Tuesday, July 29, 2008

Obama Clears the High Bar

The polls might not show it, but the large gap between the Obama and McCain campaigns was illustrated this week, when Obama was presidential, meeting soldiers and foreign leaders, and McCain was being attacked by applesauce and riding in a golf cart, with senior Bush.

Obama has cleared the high bar. Of course, it's been raised again. But Obama will jump over that too, with more details of his economic plan

Meanwhile, McCain has barely cleared the bar where it was first set, but no one has called him on that. He is, after all, a military hero who has had little scrutiny about his ties and his policies. It's all been about Obama. How high can Obama jump?
Looks like he can jump pretty high.
American Prospect: Watching the week's events, I was reminded of the 1990 U.S. Open, when John McEnroe, clearly past his prime and five years removed from his last Grand Slam final, made an improbable run to the semifinals. There he met 18-year-old Pete Sampras, whose cannon serve and freakishly precise ground strokes were so overwhelming that it seemed as though he were some kind of tennis-playing cyborg sent by an advanced race of aliens to humiliate human athletes. By the end of the match, it was clear McEnroe's career would soon be over.

The imbalance is more than just the two campaigns' relative talent at staging photo-ops. The fact is that in every aspect of campaigning, Obama's team is showing more skill and results than that of his more seasoned Republican opponent.
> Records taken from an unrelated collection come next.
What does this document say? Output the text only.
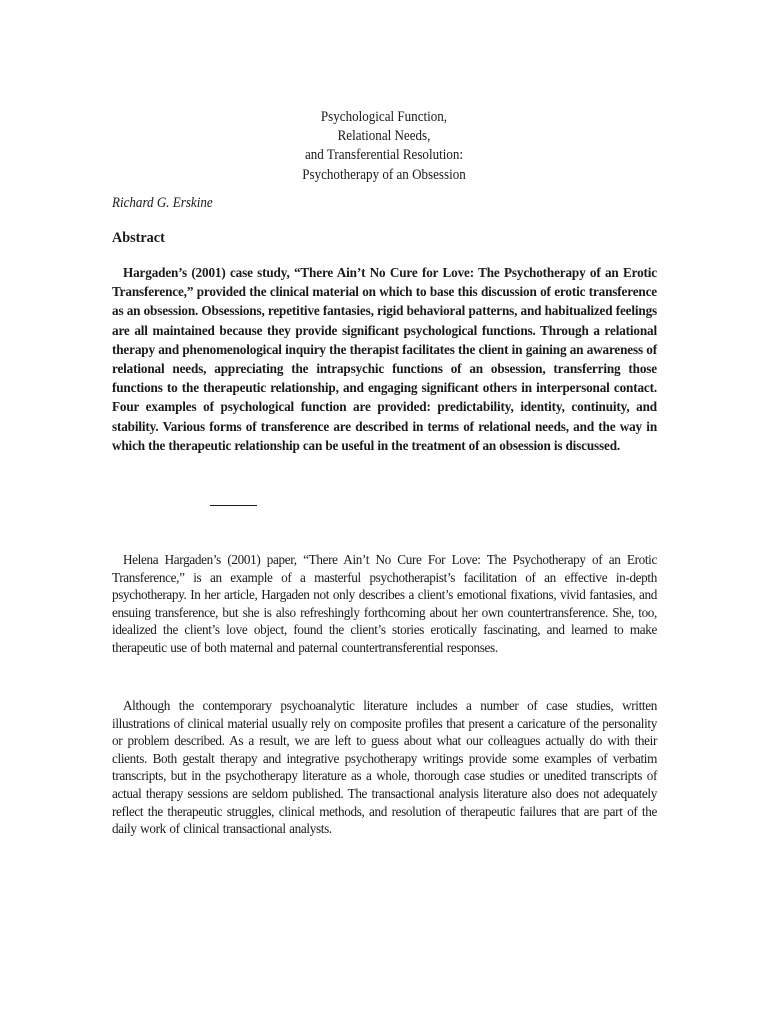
Psychological Function,
Relational Needs,
and Transferential Resolution:
Psychotherapy of an Obsession
Richard G. Erskine
Abstract

Hargaden’s (2001) case study, “There Ain’t No Cure for Love: The Psychotherapy of an Erotic Transference,” provided the clinical material on which to base this discussion of erotic transference as an obsession. Obsessions, repetitive fantasies, rigid behavioral patterns, and habitualized feelings are all maintained because they provide significant psychological functions. Through a relational therapy and phenomenological inquiry the therapist facilitates the client in gaining an awareness of relational needs, appreciating the intrapsychic functions of an obsession, transferring those functions to the therapeutic relationship, and engaging significant others in interpersonal contact. Four examples of psychological function are provided: predictability, identity, continuity, and stability. Various forms of transference are described in terms of relational needs, and the way in which the therapeutic relationship can be useful in the treatment of an obsession is discussed.

Helena Hargaden’s (2001) paper, “There Ain’t No Cure For Love: The Psychotherapy of an Erotic Transference,” is an example of a masterful psychotherapist’s facilitation of an effective in-depth psychotherapy. In her article, Hargaden not only describes a client’s emotional fixations, vivid fantasies, and ensuing transference, but she is also refreshingly forthcoming about her own countertransference. She, too, idealized the client’s love object, found the client’s stories erotically fascinating, and learned to make therapeutic use of both maternal and paternal countertransferential responses.

Although the contemporary psychoanalytic literature includes a number of case studies, written illustrations of clinical material usually rely on composite profiles that present a caricature of the personality or problem described. As a result, we are left to guess about what our colleagues actually do with their clients. Both gestalt therapy and integrative psychotherapy writings provide some examples of verbatim transcripts, but in the psychotherapy literature as a whole, thorough case studies or unedited transcripts of actual therapy sessions are seldom published. The transactional analysis literature also does not adequately reflect the therapeutic struggles, clinical methods, and resolution of therapeutic failures that are part of the daily work of clinical transactional analysts.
To say this is a reversal of recent history would be an understatement. Over the last few decades, we've gotten used to Republicans running circles around Democrats. In a book that was released in 2006, I note that the 2004 Bush campaign outperformed its opponents in field organizing, the one area at which Democrats had always excelled. As a consequence, the Democrats faced "an extraordinary realization: there is now not a single area of campaigning -- not organizing, not message development, not candidate recruitment and training, not fundraising, and certainly not ruthlessness -- at which Republicans are not demonstrably better than Democrats." read more

And this is interesting: What happened to the republicans? They became campaigners and forgot about governing.
Why was this the case? The most important reason may be that Republicans have almost no interest in governing. Freed from the burden of coming up with new ways to more effectively deliver services that will produce tangible benefits to the public, they put their finest minds to work on the messy business of getting elected and keeping their opponents on the defensive.